Grammar schools offer an opportunity for a state funded but academically selective education. They work on the premise that, if a child achieves high enough marks on the 11+ examination, they will be offered a chance at a higher level of secondary education. This includes smaller classes, more attentive teachers and a more focused learning environment, traits usually associated with a private education. In theory, they simply provide an opportunity for children who cannot afford private school to flourish in a nurturing environment. In practice, this is simply not the case. The very notion of selective education is a continuation of social inequality. To direct funding away from state schools is to direct funding away from inclusive education, ultimately widening disparity under the façade of equal opportunity.
In the 2017 budget proposal, Phillip Hammond announced £320m will be sent on free schools set to have the right to become selective after the government passes legislation. On paper, this appears to offer a way of avoiding the social elitism that allows privately educated children to enjoy disproportionate opportunities following the end of their secondary education. Unfortunately, the truth of this ends on paper; Grammar schools still very much represent the elitist social order that has always been embodied by private schools.
Chances of getting into a grammar school are greatly increased when a child can pay for a tutor or attend a well-funded state primary school. Furthermore, the likelihood of living in a grammar school catchment area is significantly increased in the more affluent areas of the country. Good schools in local areas drives house prices up, meaning a minimum income is required for someone to even have the chance of attending a grammar school. All this results in your chances of a better education being improved simply because your parents have more money than someone else’s.
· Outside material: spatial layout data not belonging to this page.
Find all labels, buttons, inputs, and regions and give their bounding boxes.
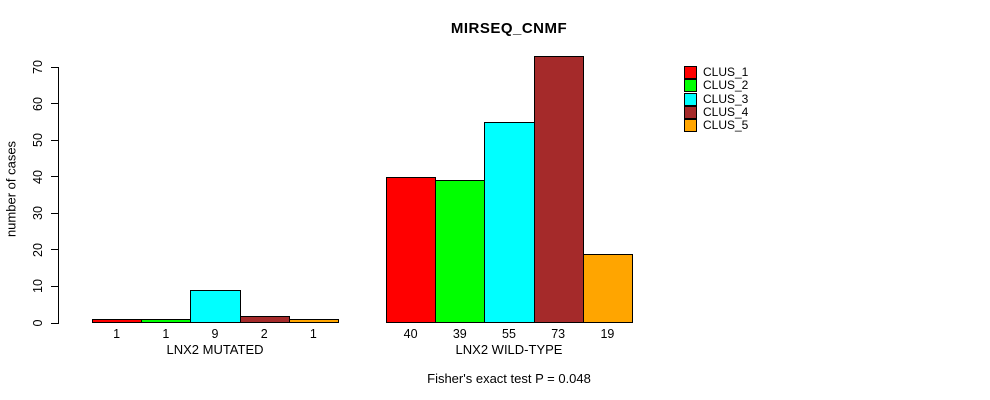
y-tick-label: 10 — [31, 279, 45, 294]
legend-swatch-clus_3 — [684, 92, 697, 106]
chart-title: MIRSEQ_CNMF — [450, 20, 568, 37]
legend-item-clus_3: CLUS_3 — [684, 91, 749, 106]
y-tick-label: 70 — [31, 60, 45, 75]
y-tick-mark — [51, 212, 59, 214]
bar-clus_2-group2 — [435, 180, 486, 323]
legend-swatch-clus_4 — [684, 105, 697, 119]
bar-clus_4-group1 — [239, 315, 290, 323]
y-tick-mark — [51, 66, 59, 68]
bar-value-label: 1 — [113, 327, 121, 341]
bar-clus_4-group2 — [533, 56, 584, 323]
x-group-label-1: LNX2 MUTATED — [166, 342, 264, 357]
y-axis-title: number of cases — [3, 140, 19, 238]
legend-label: CLUS_5 — [703, 118, 749, 133]
y-tick-mark — [51, 285, 59, 287]
y-tick-label: 20 — [31, 242, 45, 257]
y-tick-label: 40 — [31, 169, 45, 184]
bar-value-label: 39 — [452, 327, 467, 341]
y-tick-mark — [51, 176, 59, 178]
legend-swatch-clus_5 — [684, 119, 697, 133]
y-axis-line — [58, 67, 59, 323]
bar-clus_5-group1 — [288, 319, 339, 323]
bar-clus_2-group1 — [141, 319, 192, 323]
bar-value-label: 55 — [502, 327, 516, 341]
y-tick-label: 50 — [31, 133, 45, 148]
legend-item-clus_4: CLUS_4 — [684, 104, 749, 119]
y-tick-mark — [51, 322, 59, 324]
legend-label: CLUS_2 — [703, 78, 749, 93]
bar-clus_1-group1 — [92, 319, 143, 323]
bar-value-label: 40 — [403, 327, 418, 341]
legend-item-clus_1: CLUS_1 — [684, 66, 748, 79]
legend-label: CLUS_4 — [703, 104, 749, 119]
y-tick-label: 60 — [31, 96, 45, 111]
legend-item-clus_2: CLUS_2 — [684, 78, 749, 93]
legend-label: CLUS_3 — [703, 91, 749, 106]
bar-value-label: 73 — [551, 327, 566, 341]
y-tick-label: 30 — [31, 206, 45, 221]
bar-clus_5-group2 — [582, 253, 633, 323]
bar-clus_3-group1 — [190, 290, 241, 323]
bar-value-label: 9 — [211, 327, 219, 341]
caption: Fisher's exact test P = 0.048 — [427, 371, 591, 386]
legend-label: CLUS_1 — [703, 65, 749, 79]
bar-value-label: 1 — [309, 327, 317, 341]
bar-clus_3-group2 — [484, 121, 535, 323]
y-tick-mark — [51, 103, 59, 105]
bar-value-label: 1 — [162, 327, 170, 341]
legend-item-clus_5: CLUS_5 — [684, 118, 749, 133]
bar-clus_1-group2 — [386, 176, 437, 323]
legend-swatch-clus_1 — [684, 66, 697, 79]
y-tick-mark — [51, 249, 59, 251]
x-group-label-2: LNX2 WILD-TYPE — [455, 342, 563, 357]
legend-swatch-clus_2 — [684, 79, 697, 93]
y-tick-label: 0 — [31, 319, 45, 327]
bar-value-label: 19 — [600, 327, 615, 341]
bar-value-label: 2 — [260, 327, 268, 341]
y-tick-mark — [51, 139, 59, 141]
There are certainly benefits to Grammar schools themselves. Many children thrive in smaller classes where they would have underachieved in a state-school environment, so grammar schools allow children to flourish under conditions that would otherwise be inaccessible to them. But this does not mean state schools should go underfunded. The government should instead be ploughing money into the state education system to ensure that currently understaffed, undersupplied and underfunded schools can provide children the education they deserve, regardless of their intelligence or family income. Whilst grammar schools may help academically gifted children to excel, this should not be prioritised to such an extent that it leaves everyone else to vie for attention from poorly paid teachers in oversized classes, thus destroying any possibility of escaping the cyclical nature of elitism and bridging the inequality gap.
Ultimately, this government is spending to maintain the current social order. Though the debate on the pros and cons of grammar schools continues, there is no justification for prioritising them over the development of a better education system that is accessible to all.